The integration suite under `rtmanager/integration/` exercises the
end-to-end flows against the real Docker daemon. The default
`go test ./...` skips it via the `integration` build tag; run
explicitly with:
```sh
make -C rtmanager integration
```
The suite requires a reachable Docker daemon. Without one, the
harness helpers call `t.Skip` and the package becomes a no-op
([`integration-tests.md` §1](integration-tests.md)).
## Diagnostic Queries
Durable runtime state lives in PostgreSQL; runtime-coordination state
stays in Redis.
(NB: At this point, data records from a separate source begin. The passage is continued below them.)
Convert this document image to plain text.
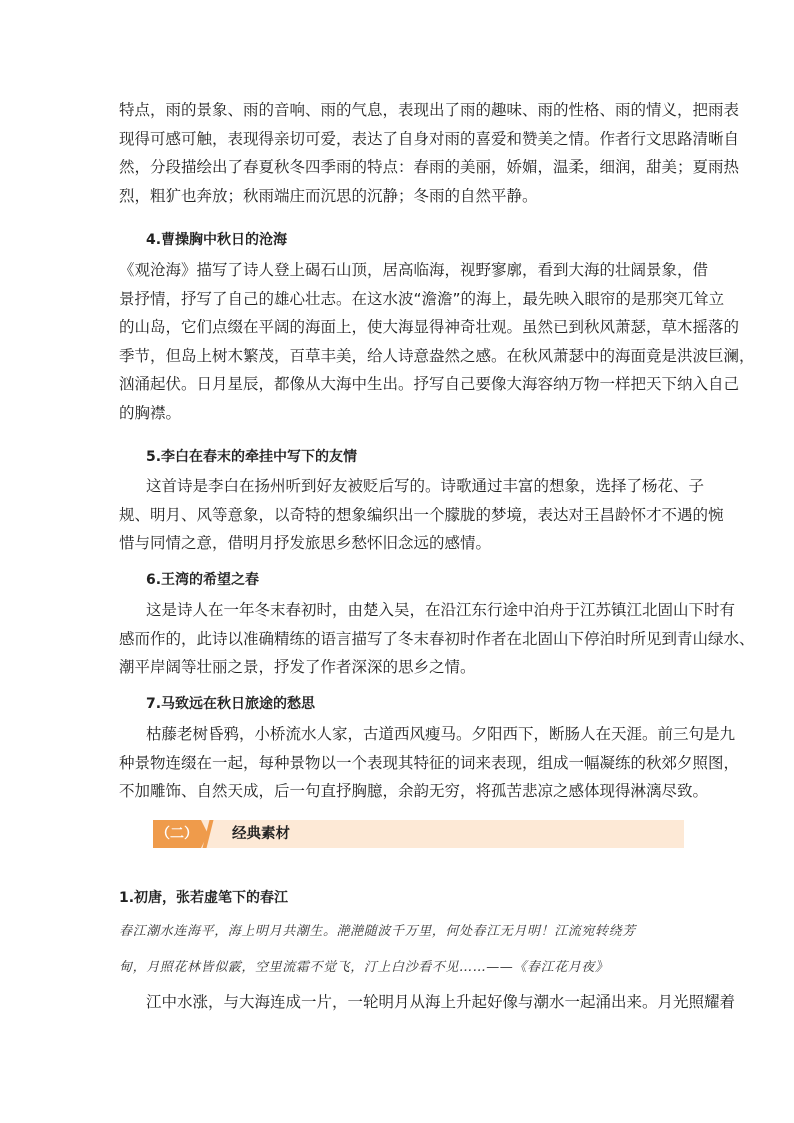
特点，雨的景象、雨的音响、雨的气息，表现出了雨的趣味、雨的性格、雨的情义，把雨表
现得可感可触，表现得亲切可爱，表达了自身对雨的喜爱和赞美之情。作者行文思路清晰自
然，分段描绘出了春夏秋冬四季雨的特点：春雨的美丽，娇媚，温柔，细润，甜美；夏雨热
烈，粗犷也奔放；秋雨端庄而沉思的沉静；冬雨的自然平静。

4.曹操胸中秋日的沧海

《观沧海》描写了诗人登上碣石山顶，居高临海，视野寥廓，看到大海的壮阔景象，借
景抒情，抒写了自己的雄心壮志。在这水波“澹澹”的海上，最先映入眼帘的是那突兀耸立
的山岛，它们点缀在平阔的海面上，使大海显得神奇壮观。虽然已到秋风萧瑟，草木摇落的
季节，但岛上树木繁茂，百草丰美，给人诗意盎然之感。在秋风萧瑟中的海面竟是洪波巨澜，
汹涌起伏。日月星辰，都像从大海中生出。抒写自己要像大海容纳万物一样把天下纳入自己
的胸襟。

5.李白在春末的牵挂中写下的友情

这首诗是李白在扬州听到好友被贬后写的。诗歌通过丰富的想象，选择了杨花、子
规、明月、风等意象，以奇特的想象编织出一个朦胧的梦境，表达对王昌龄怀才不遇的惋
惜与同情之意，借明月抒发旅思乡愁怀旧念远的感情。

6.王湾的希望之春

这是诗人在一年冬末春初时，由楚入吴，在沿江东行途中泊舟于江苏镇江北固山下时有
感而作的，此诗以准确精练的语言描写了冬末春初时作者在北固山下停泊时所见到青山绿水、
潮平岸阔等壮丽之景，抒发了作者深深的思乡之情。

7.马致远在秋日旅途的愁思

枯藤老树昏鸦，小桥流水人家，古道西风瘦马。夕阳西下，断肠人在天涯。前三句是九
种景物连缀在一起，每种景物以一个表现其特征的词来表现，组成一幅凝练的秋郊夕照图，
不加雕饰、自然天成，后一句直抒胸臆，余韵无穷，将孤苦悲凉之感体现得淋漓尽致。

（二） 经典素材
1.初唐，张若虚笔下的春江

春江潮水连海平，海上明月共潮生。滟滟随波千万里，何处春江无月明！江流宛转绕芳
甸，月照花林皆似霰，空里流霜不觉飞，汀上白沙看不见……——《春江花月夜》

江中水涨，与大海连成一片，一轮明月从海上升起好像与潮水一起涌出来。月光照耀着
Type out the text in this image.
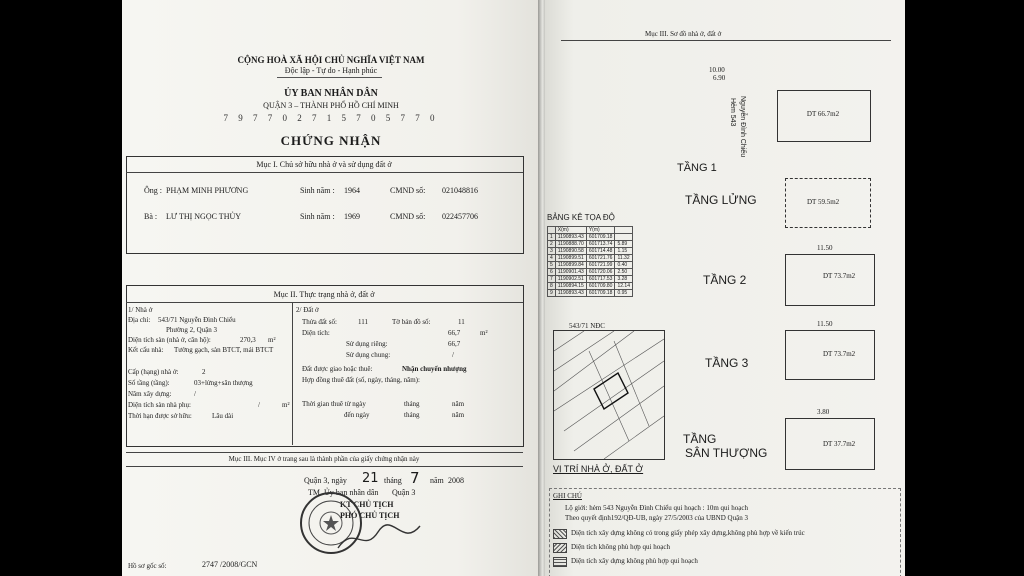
CỘNG HOÀ XÃ HỘI CHỦ NGHĨA VIỆT NAM
Độc lập - Tự do - Hạnh phúc
ỦY BAN NHÂN DÂN
QUẬN 3 – THÀNH PHỐ HỒ CHÍ MINH
7 9 7 7 0 2 7 1 5 7 0 5 7 7 0
CHỨNG NHẬN
Mục I. Chủ sở hữu nhà ở và sử dụng đất ở
Ông : PHẠM MINH PHƯƠNG	Sinh năm : 1964	CMND số: 021048816
Bà : LƯ THỊ NGỌC THỦY	Sinh năm : 1969	CMND số: 022457706
Mục II. Thực trạng nhà ở, đất ở
1/ Nhà ở
Địa chỉ: 543/71 Nguyễn Đình Chiểu
Phường 2, Quận 3
Diện tích sàn (nhà ở, căn hộ):	270,3 m²
Kết cấu nhà: Tường gạch, sàn BTCT, mái BTCT
Cấp (hạng) nhà ở:	2
Số tầng (tầng):	03+lửng+sân thượng
Năm xây dựng:	/
Diện tích sàn nhà phụ:	/	m²
Thời hạn được sở hữu:	Lâu dài
2/ Đất ở
Thửa đất số:	111	Tờ bản đồ số:	11
Diện tích:	66,7	m²
Sử dụng riêng:	66,7
Sử dụng chung:	/
Đất được giao hoặc thuê:	Nhận chuyển nhượng
Hợp đồng thuê đất (số, ngày, tháng, năm):
Thời gian thuê từ ngày	tháng	năm
đến ngày	tháng	năm
Mục III. Mục IV ở trang sau là thành phần của giấy chứng nhận này
Quận 3, ngày 21 tháng 7 năm 2008
TM. Ủy ban nhân dân Quận 3
KT CHỦ TỊCH
PHÓ CHỦ TỊCH
Hồ sơ gốc số:	2747 /2008/GCN
Mục III. Sơ đồ nhà ở, đất ở
DT 66.7m2
10.00
6.90
Nguyễn Đình Chiểu
Hẻm 543
TẦNG 1
TẦNG LỬNG	DT 59.5m2
BẢNG KÊ TỌA ĐỘ
	X(m)	Y(m)	
1	1190893.43	601709.18	
2	1190888.70	601713.74	5.89
3	1190890.58	601714.48	1.15
4	1190899.51	601721.76	11.32
5	1190899.84	601721.99	0.40
6	1190901.43	601720.06	2.50
7	1190902.51	601717.53	3.28
8	1190894.15	601709.80	12.14
9	1190893.43	601709.18	0.95
DT 73.7m2
TẦNG 2
11.50
543/71 NĐC
VỊ TRÍ NHÀ Ở, ĐẤT Ở
DT 73.7m2
TẦNG 3
11.50
DT 37.7m2
TẦNG
SÂN THƯỢNG
3.80
GHI CHÚ
Lộ giới: hẻm 543 Nguyễn Đình Chiểu qui hoạch : 10m qui hoạch
Theo quyết định192/QĐ-UB, ngày 27/5/2003 của UBND Quận 3
Diện tích xây dựng không có trong giấy phép xây dựng,không phù hợp về kiến trúc
Diện tích không phù hợp qui hoạch
Diện tích xây dựng không phù hợp qui hoạch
CLI snippets that help during incidents:
```bash
# Live runtime count by status (PostgreSQL)
psql "$RTMANAGER_POSTGRES_PRIMARY_DSN" -c \
"SELECT status, COUNT(*) FROM rtmanager.runtime_records GROUP BY status"
# Inspect a specific runtime record
psql "$RTMANAGER_POSTGRES_PRIMARY_DSN" -c \
"SELECT * FROM rtmanager.runtime_records WHERE game_id = '<game_id>'"
# Last 20 operations for a game (newest first)
psql "$RTMANAGER_POSTGRES_PRIMARY_DSN" -c \
"SELECT id, op_kind, op_source, outcome, error_code,
started_at, finished_at
FROM rtmanager.operation_log
WHERE game_id = '<game_id>'
ORDER BY started_at DESC, id DESC
LIMIT 20"
# Latest health snapshot
psql "$RTMANAGER_POSTGRES_PRIMARY_DSN" -c \
"SELECT * FROM rtmanager.health_snapshots WHERE game_id = '<game_id>'"
# Containers RTM owns (Docker)
docker ps --filter label=com.galaxy.owner=rtmanager \
--format 'table {{.ID}}\t{{.Names}}\t{{.Status}}\t{{.Labels}}'
# Stream lag (Redis)
redis-cli XINFO STREAM runtime:start_jobs
redis-cli XINFO STREAM runtime:stop_jobs
redis-cli GET rtmanager:stream_offsets:startjobs
redis-cli GET rtmanager:stream_offsets:stopjobs
# Recent health events (oldest first)
redis-cli XRANGE runtime:health_events - + COUNT 100
# Per-game lease (only present while an operation runs)
redis-cli GET rtmanager:game_lease:<game_id>
redis-cli TTL rtmanager:game_lease:<game_id>
```
Operators reach the gauges and counters surfaced through
OpenTelemetry as the primary observability surface; raw PostgreSQL
and Redis access is for last-resort triage.